Abstract

The complexity of the emotional presentation of users to Artificial Intelligence (AI) virtual assistants is mainly manifested in user motivation and social emotion, but the current research lacks an effective conversion path from emotion to acceptance. This paper innovatively cuts from the perspective of trust, establishes an AI virtual assistant acceptance model, conducts an empirical study based on the survey data from 240 questionnaires, and uses multilevel regression analysis and the bootstrap method to analyze the data.
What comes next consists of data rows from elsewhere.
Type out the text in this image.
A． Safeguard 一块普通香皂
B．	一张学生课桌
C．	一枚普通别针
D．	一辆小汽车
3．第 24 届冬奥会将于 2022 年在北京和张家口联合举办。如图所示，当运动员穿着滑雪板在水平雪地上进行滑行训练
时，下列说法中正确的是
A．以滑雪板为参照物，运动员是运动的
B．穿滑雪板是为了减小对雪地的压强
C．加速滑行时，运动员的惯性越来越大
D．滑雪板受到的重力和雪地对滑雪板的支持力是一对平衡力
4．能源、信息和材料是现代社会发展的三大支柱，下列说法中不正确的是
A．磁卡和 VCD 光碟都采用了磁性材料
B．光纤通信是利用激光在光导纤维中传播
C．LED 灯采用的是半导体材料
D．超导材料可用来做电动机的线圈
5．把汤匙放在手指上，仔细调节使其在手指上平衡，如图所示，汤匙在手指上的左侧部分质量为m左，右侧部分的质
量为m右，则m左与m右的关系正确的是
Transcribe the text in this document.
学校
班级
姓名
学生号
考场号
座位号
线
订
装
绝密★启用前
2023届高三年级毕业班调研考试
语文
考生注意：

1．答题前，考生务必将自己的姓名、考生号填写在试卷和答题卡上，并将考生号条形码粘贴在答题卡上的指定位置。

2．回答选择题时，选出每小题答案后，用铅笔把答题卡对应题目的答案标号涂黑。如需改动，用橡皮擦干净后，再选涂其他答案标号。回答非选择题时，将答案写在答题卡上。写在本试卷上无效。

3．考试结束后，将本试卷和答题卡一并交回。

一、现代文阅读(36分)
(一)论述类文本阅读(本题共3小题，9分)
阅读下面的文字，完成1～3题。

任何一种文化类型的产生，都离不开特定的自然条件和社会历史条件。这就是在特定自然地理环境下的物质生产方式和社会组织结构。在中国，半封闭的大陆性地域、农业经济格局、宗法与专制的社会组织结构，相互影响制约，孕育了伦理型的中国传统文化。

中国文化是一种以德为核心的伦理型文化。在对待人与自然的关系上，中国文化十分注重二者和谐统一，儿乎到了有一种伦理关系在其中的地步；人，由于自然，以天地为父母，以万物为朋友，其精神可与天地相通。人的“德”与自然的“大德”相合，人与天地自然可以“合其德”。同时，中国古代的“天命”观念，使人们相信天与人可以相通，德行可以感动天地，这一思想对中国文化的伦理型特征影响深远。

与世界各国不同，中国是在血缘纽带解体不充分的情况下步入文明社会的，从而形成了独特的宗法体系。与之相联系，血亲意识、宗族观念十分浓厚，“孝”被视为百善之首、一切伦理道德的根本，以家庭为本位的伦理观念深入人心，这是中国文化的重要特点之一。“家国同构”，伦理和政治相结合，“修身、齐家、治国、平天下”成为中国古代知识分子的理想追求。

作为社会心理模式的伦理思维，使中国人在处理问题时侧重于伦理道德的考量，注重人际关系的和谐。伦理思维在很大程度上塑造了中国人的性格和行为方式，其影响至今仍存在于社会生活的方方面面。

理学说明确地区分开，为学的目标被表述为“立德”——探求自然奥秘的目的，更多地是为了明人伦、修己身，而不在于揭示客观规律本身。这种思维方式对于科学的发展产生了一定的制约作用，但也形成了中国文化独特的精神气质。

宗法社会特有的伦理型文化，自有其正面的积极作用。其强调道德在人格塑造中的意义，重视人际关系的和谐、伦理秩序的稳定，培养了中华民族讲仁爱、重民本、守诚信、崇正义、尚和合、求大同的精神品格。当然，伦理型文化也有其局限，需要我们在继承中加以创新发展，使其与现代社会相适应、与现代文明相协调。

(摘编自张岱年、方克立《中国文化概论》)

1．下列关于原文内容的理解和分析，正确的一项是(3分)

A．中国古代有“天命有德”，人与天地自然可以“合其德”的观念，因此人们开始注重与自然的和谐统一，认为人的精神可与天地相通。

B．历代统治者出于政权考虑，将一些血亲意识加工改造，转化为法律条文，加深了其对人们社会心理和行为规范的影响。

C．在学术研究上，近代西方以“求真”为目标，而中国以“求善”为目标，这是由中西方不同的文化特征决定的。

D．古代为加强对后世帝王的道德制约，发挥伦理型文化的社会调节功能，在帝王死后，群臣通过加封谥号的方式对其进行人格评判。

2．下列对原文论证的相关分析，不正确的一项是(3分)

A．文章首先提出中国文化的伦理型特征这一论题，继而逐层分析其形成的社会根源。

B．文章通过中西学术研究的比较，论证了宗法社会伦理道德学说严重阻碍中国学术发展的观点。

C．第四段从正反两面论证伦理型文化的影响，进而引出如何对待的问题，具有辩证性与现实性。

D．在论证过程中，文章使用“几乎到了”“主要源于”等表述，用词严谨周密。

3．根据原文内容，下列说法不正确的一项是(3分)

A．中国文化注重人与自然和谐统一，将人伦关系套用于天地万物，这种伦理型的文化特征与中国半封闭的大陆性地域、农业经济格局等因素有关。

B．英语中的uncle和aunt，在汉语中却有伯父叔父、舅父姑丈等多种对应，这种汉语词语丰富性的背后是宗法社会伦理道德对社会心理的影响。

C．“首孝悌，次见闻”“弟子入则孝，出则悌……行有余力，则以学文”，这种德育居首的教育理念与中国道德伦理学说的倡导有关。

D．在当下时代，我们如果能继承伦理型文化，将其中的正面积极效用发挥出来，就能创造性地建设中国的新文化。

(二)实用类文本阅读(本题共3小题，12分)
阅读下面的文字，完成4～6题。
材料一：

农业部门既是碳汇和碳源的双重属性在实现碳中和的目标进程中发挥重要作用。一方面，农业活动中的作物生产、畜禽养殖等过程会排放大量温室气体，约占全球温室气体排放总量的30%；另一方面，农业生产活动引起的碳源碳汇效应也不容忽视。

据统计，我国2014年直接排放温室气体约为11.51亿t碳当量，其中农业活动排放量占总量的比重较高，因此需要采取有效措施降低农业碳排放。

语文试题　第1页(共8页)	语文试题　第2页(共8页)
The results showed that functionality and social emotions had a significant effect on trust, where perceived humanity showed an inverted U relationship on trust, and trust mediated the relationship between both functionality and social emotions and acceptance. The findings explain the emotional complexity of users toward AI virtual assistants and extend the transformation path of technology acceptance from the trust perspective, which has implications for the development and design of AI applications.

Highlights

  • With the advancement of AI technology, there are increasing numbers of Artificial Intelligence (AI) applications, such as service robots, chatbots, and AI virtual assistants (Gummerus et al, 2019)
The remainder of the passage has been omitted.